The SEM conditions used to collect your EBSD data depend upon the type of SEM being used, resolution of the camera, phases of interest, desired speed of data collection and desired quality of data. Conventional SEMs utilize thermionic emitters such as tungsten or lanthanum hexaboride (LaB6) whereas field emission guns (FEG) can use cold-cathode, thermal or Schottky type emittters. The most important difference is that FEGs produce an electron beam which has a smaller diameter and therefore has a higher resolution, which is important if working on fine-grained samples. The specifications of the charge-coupled device (CCD) camera available will affect the quality of the patterns collected and therefore affect the optimum operating conditions. EBSD utilises a geometry with an angle of 70° between the incident beam and the normal to the sample surface. EBSD can be performed at lower angles (such as where the sample stage can only be tilted to 60°) but the quality of the patterns will be reduced. The distance between the phosphor screen (mounted in front of the CCD camera) and the sample is important, the closer the screen is to the beam interaction point, the larger the angular range of the collected EBSP which improves indexing. The downside of this close geometry is the increased risk of collision between the sample and detectors. The spacing between the pole piece and the sample surface, the working distance, also needs to be matched to the best projection of the EBSP on the phosphor screen. Typical distances are between 14 and 33mm.

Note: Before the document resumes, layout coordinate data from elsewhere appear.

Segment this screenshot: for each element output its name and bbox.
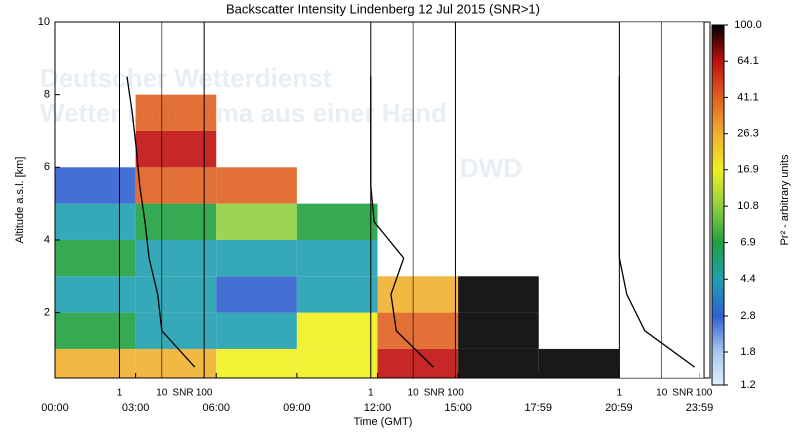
snr-profile bbox=[618, 76, 696, 368]
y-tick-label: 6 bbox=[44, 161, 50, 173]
snr-tick-label: 10 bbox=[156, 388, 168, 399]
chart-title: Backscatter Intensity Lindenberg 12 Jul … bbox=[226, 1, 540, 16]
colorbar-tick-label: 6.9 bbox=[740, 237, 755, 249]
x-tick-label: 09:00 bbox=[283, 402, 311, 414]
snr-tick-label: 100 bbox=[196, 388, 213, 399]
snr-tick-label: 10 bbox=[656, 388, 668, 399]
heatmap-cell bbox=[296, 203, 378, 240]
heatmap-cell bbox=[377, 312, 459, 349]
snr-tick-label: 10 bbox=[408, 388, 420, 399]
colorbar-tick-label: 4.4 bbox=[740, 273, 755, 285]
heatmap-cell bbox=[216, 167, 297, 204]
snr-profile bbox=[370, 76, 434, 368]
heatmap-cell bbox=[458, 276, 539, 313]
heatmap-cell bbox=[55, 348, 136, 378]
colorbar-tick-label: 26.3 bbox=[737, 128, 758, 140]
heatmap-cell bbox=[55, 203, 136, 240]
heatmap-cell bbox=[538, 348, 620, 378]
colorbar bbox=[711, 24, 725, 386]
x-tick-label: 15:00 bbox=[444, 402, 472, 414]
y-tick-label: 2 bbox=[44, 307, 50, 319]
watermark: Deutscher Wetterdienst bbox=[40, 63, 332, 93]
y-axis-label: Altitude a.s.l. [km] bbox=[14, 157, 26, 244]
heatmap-cell bbox=[377, 348, 459, 378]
snr-tick-label: 100 bbox=[696, 388, 713, 399]
heatmap-cell bbox=[55, 239, 136, 277]
heatmap-cell bbox=[377, 276, 459, 313]
x-tick-label: 17:59 bbox=[524, 402, 552, 414]
x-axis-label: Time (GMT) bbox=[354, 416, 413, 428]
colorbar-tick-label: 16.9 bbox=[737, 164, 758, 176]
heatmap-cell bbox=[135, 203, 217, 240]
heatmap-cell bbox=[296, 276, 378, 313]
colorbar-tick-label: 1.8 bbox=[740, 346, 755, 358]
heatmap-cell bbox=[458, 348, 539, 378]
watermark: Wetter und Klima aus einer Hand bbox=[40, 98, 447, 128]
heatmap-cell bbox=[216, 239, 297, 277]
heatmap-cell bbox=[216, 276, 297, 313]
x-tick-label: 23:59 bbox=[686, 402, 714, 414]
heatmap-cell bbox=[135, 348, 217, 378]
colorbar-tick-label: 100.0 bbox=[734, 19, 762, 31]
snr-tick-label: 100 bbox=[447, 388, 464, 399]
heatmap-cell bbox=[216, 203, 297, 240]
colorbar-tick-label: 41.1 bbox=[737, 91, 758, 103]
heatmap-cell bbox=[135, 94, 217, 131]
heatmap-cell bbox=[296, 348, 378, 378]
heatmap-cell bbox=[55, 167, 136, 204]
snr-profile bbox=[126, 76, 196, 368]
heatmap-cell bbox=[135, 167, 217, 204]
heatmap-cell bbox=[135, 276, 217, 313]
heatmap-cell bbox=[216, 348, 297, 378]
snr-tick-label: 1 bbox=[117, 388, 123, 399]
heatmap-cell bbox=[458, 312, 539, 349]
colorbar-tick-label: 64.1 bbox=[737, 55, 758, 67]
y-tick-label: 10 bbox=[38, 16, 50, 28]
heatmap-cell bbox=[296, 312, 378, 349]
x-tick-label: 00:00 bbox=[41, 402, 69, 414]
heatmap-cell bbox=[135, 130, 217, 168]
snr-label: SNR bbox=[424, 388, 445, 399]
heatmap-cell bbox=[55, 312, 136, 349]
snr-tick-label: 1 bbox=[617, 388, 623, 399]
plot-frame bbox=[54, 21, 711, 379]
x-tick-label: 06:00 bbox=[202, 402, 230, 414]
watermark: DWD bbox=[460, 153, 522, 183]
x-tick-label: 20:59 bbox=[605, 402, 633, 414]
y-tick-label: 8 bbox=[44, 89, 50, 101]
x-tick-label: 12:00 bbox=[364, 402, 392, 414]
colorbar-tick-label: 10.8 bbox=[737, 200, 758, 212]
colorbar-tick-label: 1.2 bbox=[740, 379, 755, 391]
snr-tick-label: 1 bbox=[368, 388, 374, 399]
heatmap-cell bbox=[296, 239, 378, 277]
heatmap-cell bbox=[216, 312, 297, 349]
snr-label: SNR bbox=[672, 388, 693, 399]
heatmap-cell bbox=[55, 276, 136, 313]
x-tick-label: 03:00 bbox=[122, 402, 150, 414]
y-tick-label: 4 bbox=[44, 234, 50, 246]
colorbar-label: Pr² - arbitrary units bbox=[779, 154, 791, 246]
snr-label: SNR bbox=[172, 388, 193, 399]
colorbar-tick-label: 2.8 bbox=[740, 310, 755, 322]
heatmap-cell bbox=[135, 312, 217, 349]
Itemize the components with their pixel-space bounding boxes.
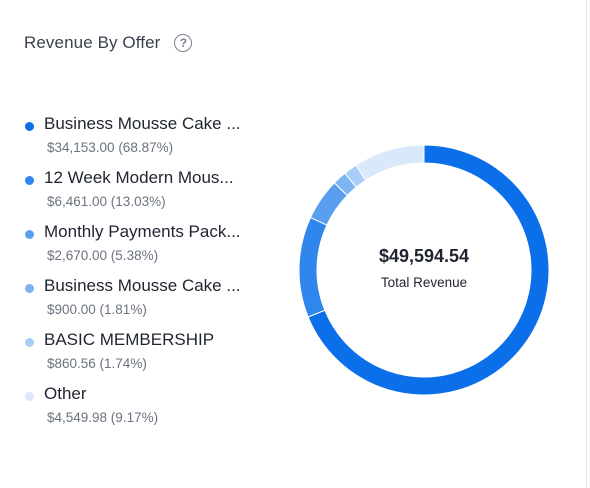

Typical accelerating voltages used for EBSD are between 10 and 30kV with most systems using 20kV (Bestmann et al., 2011; Ebner et al., 2010; Okudaira et al., 2010; Peternell et al., 2010; Schwarzer et al., 2009). It is important to note that if the carbon coat is a little too thick a higher accelerating voltage can be used to generate a useable EBSP or if the sample is heavily deformed a lower accelerating voltage may be more appropriate. The beam current is controlled by the chosen aperture size and spot size. A high beam current (10-100nA depending upon the SEM) can be used if mapping very quickly (30-50 points per second in minerals or 300 points per second in metals), but if running more slowly (3-6 points per second) then a lower beam current should be used to avoid unacceptable levels of electron damage. The settings given here are guidelines which will need to be adjusted based upon the hardware and software available as well as the phase(s) to be measured. For an in depth discussion of the factors which affect EBSD patterns see (Britton et al., 2010; Mingard et al., 2011).